Our ability to sympathize with others, to fully recognize their humanity, works in weird ways. We can process individual deaths — we can try to grasp their full weight, to understand the scope of the loss. But what happens when a single death becomes a thousand, a hundred thousand, a million? What happens when a single, preventable event ravages entire countries for months?
It reminds me of that feeling you sometimes get when you’re walking down a crowded street. You stare at a bunch of people and, for a fraction of a second, you understand their humanity; you realize they are individuals concerned about their own days, their own families, their own jobs. But we don’t have the bandwidth to deal with that forever, and so we quickly revert to a functional, lifeless perspective. The cashier exists only as a cashier, and only at that specific point in time and space; that guy with the dog is little more than a piece of the scenery: a prop, an extra.

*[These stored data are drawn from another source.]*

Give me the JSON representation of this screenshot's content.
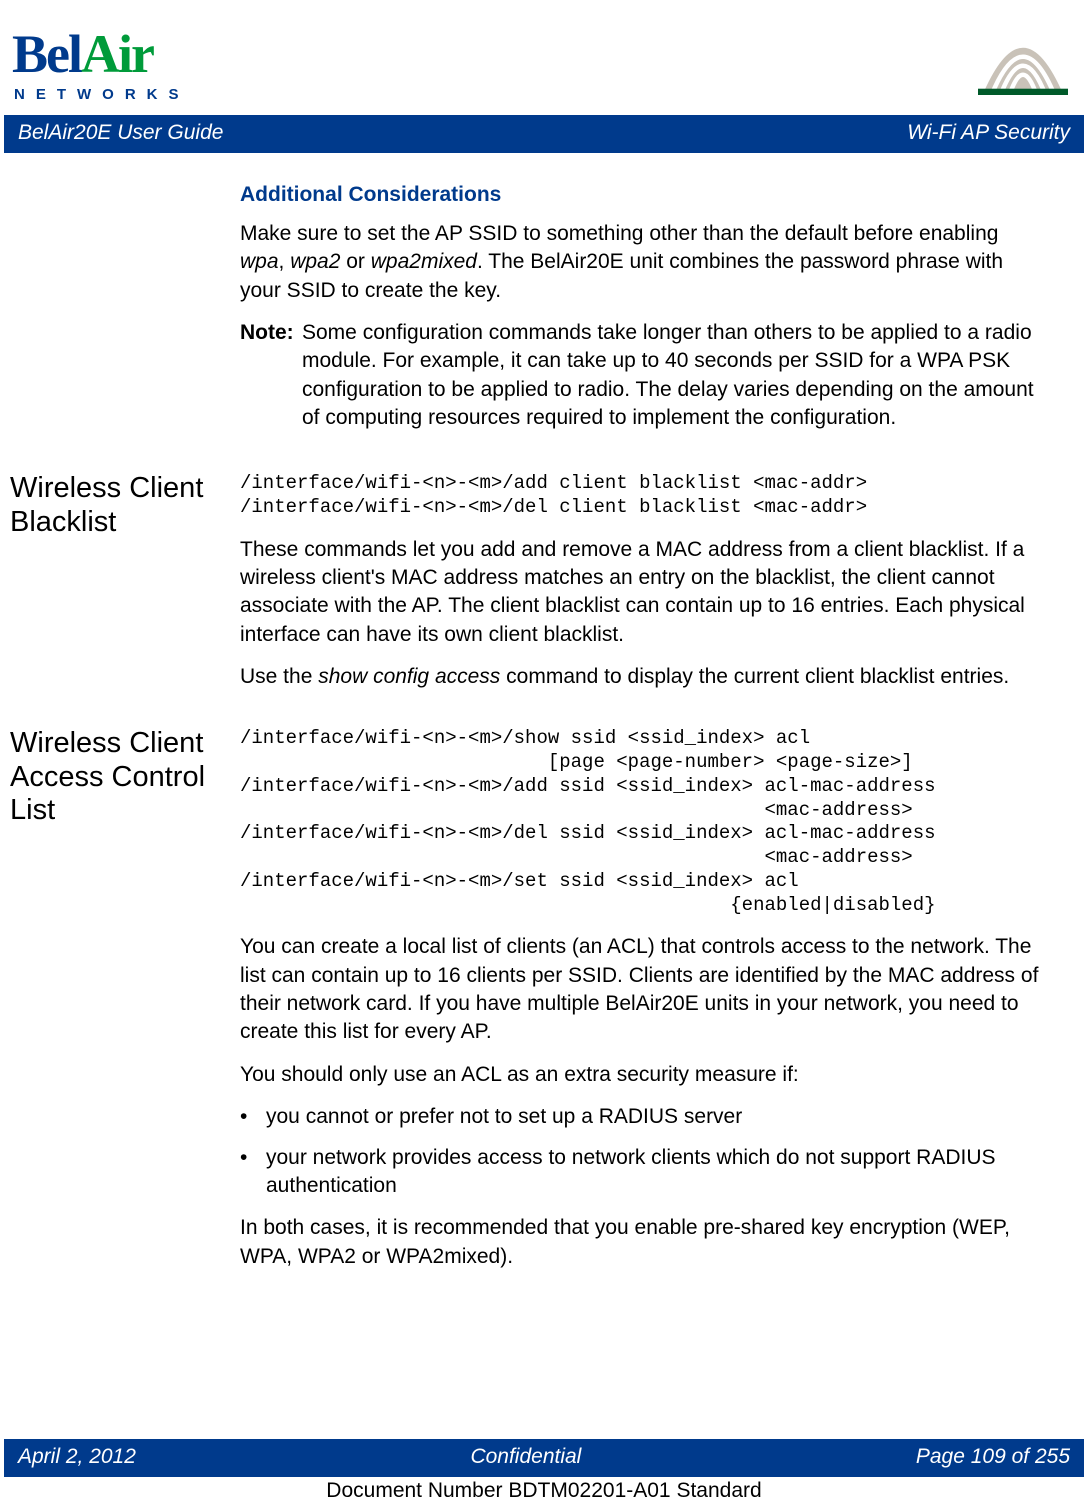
{
  "logo": {
    "brand_a": "Bel",
    "brand_b": "Air",
    "sub": "NETWORKS"
  },
  "docbar": {
    "left": "BelAir20E User Guide",
    "right": "Wi-Fi AP Security"
  },
  "s1": {
    "heading": "Additional Considerations",
    "p1a": "Make sure to set the AP SSID to something other than the default before enabling ",
    "p1_wpa": "wpa",
    "p1_c1": ", ",
    "p1_wpa2": "wpa2",
    "p1_c2": " or ",
    "p1_wpa2m": "wpa2mixed",
    "p1b": ". The BelAir20E unit combines the password phrase with your SSID to create the key.",
    "note_label": "Note:",
    "note_text": "Some configuration commands take longer than others to be applied to a radio module. For example, it can take up to 40 seconds per SSID for a WPA PSK configuration to be applied to radio. The delay varies depending on the amount of computing resources required to implement the configuration."
  },
  "s2": {
    "side": "Wireless Client Blacklist",
    "code": "/interface/wifi-<n>-<m>/add client blacklist <mac-addr>\n/interface/wifi-<n>-<m>/del client blacklist <mac-addr>",
    "p1": "These commands let you add and remove a MAC address from a client blacklist. If a wireless client's MAC address matches an entry on the blacklist, the client cannot associate with the AP. The client blacklist can contain up to 16 entries. Each physical interface can have its own client blacklist.",
    "p2a": "Use the ",
    "p2_cmd": "show config access",
    "p2b": " command to display the current client blacklist entries."
  },
  "s3": {
    "side": "Wireless Client Access Control List",
    "code": "/interface/wifi-<n>-<m>/show ssid <ssid_index> acl\n                           [page <page-number> <page-size>]\n/interface/wifi-<n>-<m>/add ssid <ssid_index> acl-mac-address\n                                              <mac-address>\n/interface/wifi-<n>-<m>/del ssid <ssid_index> acl-mac-address\n                                              <mac-address>\n/interface/wifi-<n>-<m>/set ssid <ssid_index> acl\n                                           {enabled|disabled}",
    "p1": "You can create a local list of clients (an ACL) that controls access to the network. The list can contain up to 16 clients per SSID. Clients are identified by the MAC address of their network card. If you have multiple BelAir20E units in your network, you need to create this list for every AP.",
    "p2": "You should only use an ACL as an extra security measure if:",
    "b1": "you cannot or prefer not to set up a RADIUS server",
    "b2": "your network provides access to network clients which do not support RADIUS authentication",
    "p3": "In both cases, it is recommended that you enable pre-shared key encryption (WEP, WPA, WPA2 or WPA2mixed)."
  },
  "footer": {
    "date": "April 2, 2012",
    "center": "Confidential",
    "page": "Page 109 of 255",
    "docnum": "Document Number BDTM02201-A01 Standard"
  }
}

When it comes to death, we act in a remarkably similar way. We can deal with the loss of one person fully, in-depth, for a contained period of time; but trying to do so with a thousand a day is simply unbearable. Some studies suggest that that fact isn’t incidental, but rather a defense mechanism; a way to avoid being completely overcome by emotion. In other words, we care less about deaths as they rise because not doing so could prove entirely unsustainable. We see the kid at the river, we really see him. His death is, for a lack of a better word, emotionally concentrated. Nine hundred and thirty thousand deaths (and counting) are not. And so goes the old dictum: one death is a tragedy; a million are a statistic. And so, the Charles inspires respect, but wearing a mask seems like an annoying (albeit crucial) chore.
But when lives become numbers and numbers become large enough to be meaningless our brains’ defense mechanism renders us apathetic. Is there really any sizable emotional shift when a death toll increases from one to two hundred thousand? To a million? We watch the numbers rise, day after day, unfazed; we study curves and graphs, not stories.
Amid this massive — nearly incomprehensible — loss of human life, we must not lose our own humanity by erasing that of those who have died. We can not become numb to the sheer pain and anger that ought to be moving all of us. We have to let it hurt.
Guillermo S. Hava ’23, a Crimson Editorial comp director, lives in Winthrop House.